Das kommt auf sein Team an. Bis jetzt wurden erst einige Namen genannt. Manche davon sind alte Bekannte der ukrainischen Politik, ein paar seiner Mitstreiter haben in der Privatbank des Oligarchen Ihor Kolomojski gearbeitet. Noch wissen wir nicht genau, wohin die Reise geht. Selenskyj hat übrigens nicht nur die Rolle des Präsidenten in "Diener des Volkes" gespielt, er hat auch das Drehbuch der Serie verfasst. Insofern fragen sich viele, ob sich Selenskyjs Politikziele auch in der Serie widerspiegeln.

Selenskyj wird ja immer vorgeworfen, nur eine Puppe Kolomojskis zu sein. Was denken Sie darüber?

In der Debatte mit Poroschenko, in der er darauf angesprochen wurde, hat Selenskyj gesagt, niemand steht über dem Gesetz, auch Kolomojski nicht - aber das musste er natürlich auch sagen. Kolomojski und Selenskyj pflegen jedenfalls einen intensiven Kontakt miteinander. Der neugewählte Präsident ist auch mehrfach nach Israel zu Kolomojski geflogen, und der Oligarch hat Selenskyj auch bei seiner Kampagne unterstützt.
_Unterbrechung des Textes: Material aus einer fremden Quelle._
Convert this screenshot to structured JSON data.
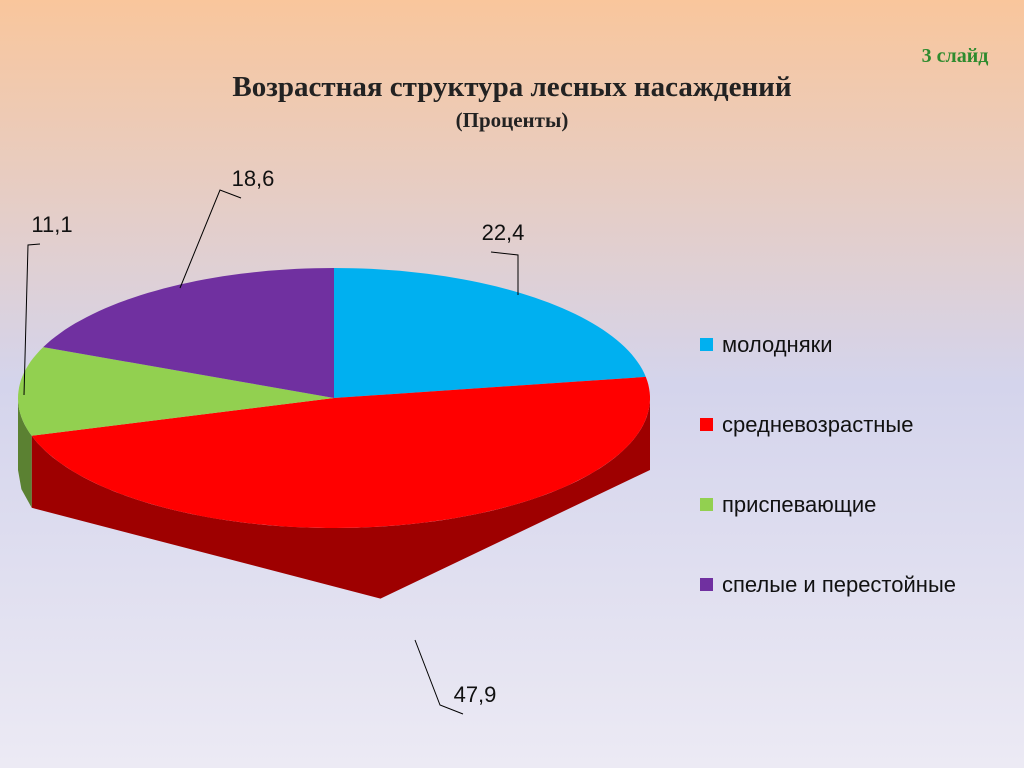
{
  "slide_label": "3 слайд",
  "chart_data": {
    "type": "pie3d",
    "title": "Возрастная структура лесных насаждений",
    "subtitle": "(Проценты)",
    "categories": [
      "молодняки",
      "средневозрастные",
      "приспевающие",
      "спелые и перестойные"
    ],
    "values": [
      22.4,
      47.9,
      11.1,
      18.6
    ],
    "value_labels": [
      "22,4",
      "47,9",
      "11,1",
      "18,6"
    ],
    "colors": [
      "#00b0f0",
      "#ff0000",
      "#92d050",
      "#7030a0"
    ],
    "legend": "right"
  }
}
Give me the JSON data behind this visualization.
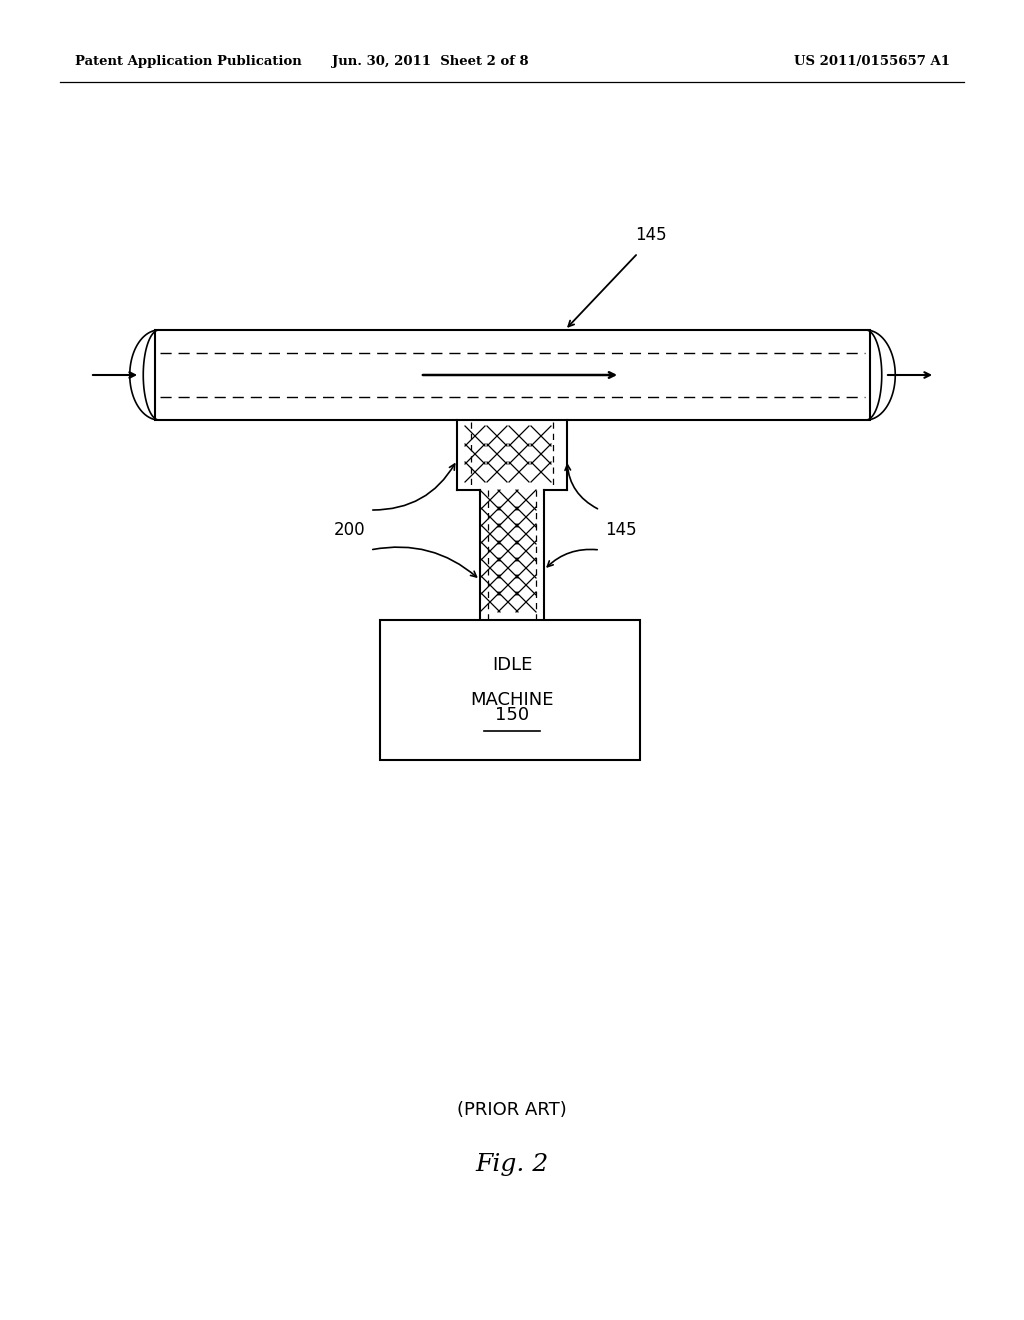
{
  "bg_color": "#ffffff",
  "header_left": "Patent Application Publication",
  "header_center": "Jun. 30, 2011  Sheet 2 of 8",
  "header_right": "US 2011/0155657 A1",
  "fig_label": "Fig. 2",
  "prior_art": "(PRIOR ART)",
  "label_145_top": "145",
  "label_145_right": "145",
  "label_200": "200",
  "label_150": "150",
  "idle_machine_line1": "IDLE",
  "idle_machine_line2": "MACHINE"
}
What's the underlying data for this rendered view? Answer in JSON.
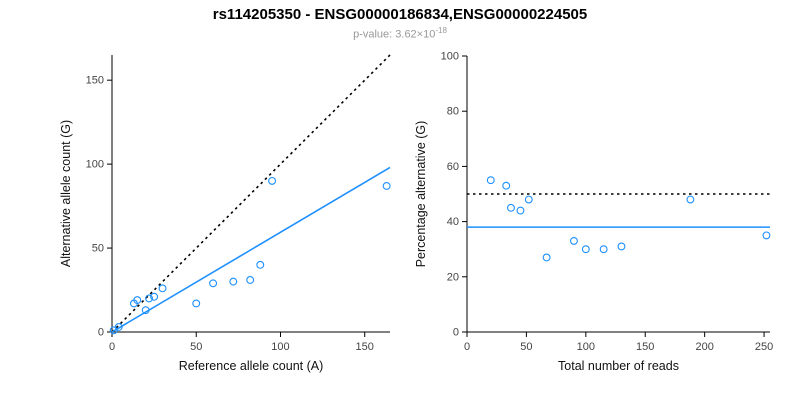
{
  "header": {
    "title": "rs114205350 - ENSG00000186834,ENSG00000224505",
    "subtitle_main": "p-value: 3.62×10",
    "subtitle_exponent": "-18"
  },
  "style": {
    "accent_blue": "#1E90FF",
    "line_black": "#000000",
    "subtitle_gray": "#999999"
  },
  "chart_data": [
    {
      "type": "scatter",
      "title": "",
      "xlabel": "Reference allele count (A)",
      "ylabel": "Alternative allele count (G)",
      "xlim": [
        0,
        165
      ],
      "ylim": [
        0,
        165
      ],
      "xticks": [
        0,
        50,
        100,
        150
      ],
      "yticks": [
        0,
        50,
        100,
        150
      ],
      "grid": false,
      "legend": "none",
      "marker": "open-circle",
      "point_color": "#1E90FF",
      "points": [
        [
          1,
          1
        ],
        [
          4,
          3
        ],
        [
          13,
          17
        ],
        [
          15,
          19
        ],
        [
          20,
          13
        ],
        [
          22,
          20
        ],
        [
          25,
          21
        ],
        [
          30,
          26
        ],
        [
          50,
          17
        ],
        [
          60,
          29
        ],
        [
          72,
          30
        ],
        [
          82,
          31
        ],
        [
          88,
          40
        ],
        [
          95,
          90
        ],
        [
          163,
          87
        ]
      ],
      "lines": [
        {
          "name": "identity-line",
          "style": "dotted",
          "color": "#000000",
          "x1": 0,
          "y1": 0,
          "x2": 165,
          "y2": 165
        },
        {
          "name": "regression-line",
          "style": "solid",
          "color": "#1E90FF",
          "x1": 0,
          "y1": 0,
          "x2": 165,
          "y2": 98
        }
      ]
    },
    {
      "type": "scatter",
      "title": "",
      "xlabel": "Total number of reads",
      "ylabel": "Percentage alternative (G)",
      "xlim": [
        0,
        255
      ],
      "ylim": [
        0,
        100
      ],
      "xticks": [
        0,
        50,
        100,
        150,
        200,
        250
      ],
      "yticks": [
        0,
        20,
        40,
        60,
        80,
        100
      ],
      "grid": false,
      "legend": "none",
      "marker": "open-circle",
      "point_color": "#1E90FF",
      "points": [
        [
          20,
          55
        ],
        [
          33,
          53
        ],
        [
          37,
          45
        ],
        [
          45,
          44
        ],
        [
          52,
          48
        ],
        [
          67,
          27
        ],
        [
          90,
          33
        ],
        [
          100,
          30
        ],
        [
          115,
          30
        ],
        [
          130,
          31
        ],
        [
          188,
          48
        ],
        [
          252,
          35
        ]
      ],
      "lines": [
        {
          "name": "expected-50pct-line",
          "style": "dotted",
          "color": "#000000",
          "y": 50
        },
        {
          "name": "mean-percentage-line",
          "style": "solid",
          "color": "#1E90FF",
          "y": 38
        }
      ]
    }
  ]
}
Die Frage ist jetzt, ob Selenskyj als Präsident professionell handelt oder nicht - ob er in der Lage ist, seine persönlichen Verbindungen zu dem Oligarchen im Interesse des Staatsganzen hintanzustellen.

Wird sich das Verhältnis der Ukraine zur EU unter einem Präsidenten Selenskyj ändern?

Ich glaube nicht. Es wird keine allzu großen Veränderungen geben. Die Ausrichtung auf die EU hin, die etwa im visafreien Reisen in die Union zum Ausdruck kommt, ist in der ukrainischen Öffentlichkeit sehr populär. Selbst wenn Selenskyj diese Errungenschaften kappen wollte, wonach es nicht aussieht, würde das nicht funktionieren, weil es in der Öffentlichkeit für eine solche Politik keine Unterstützung gibt.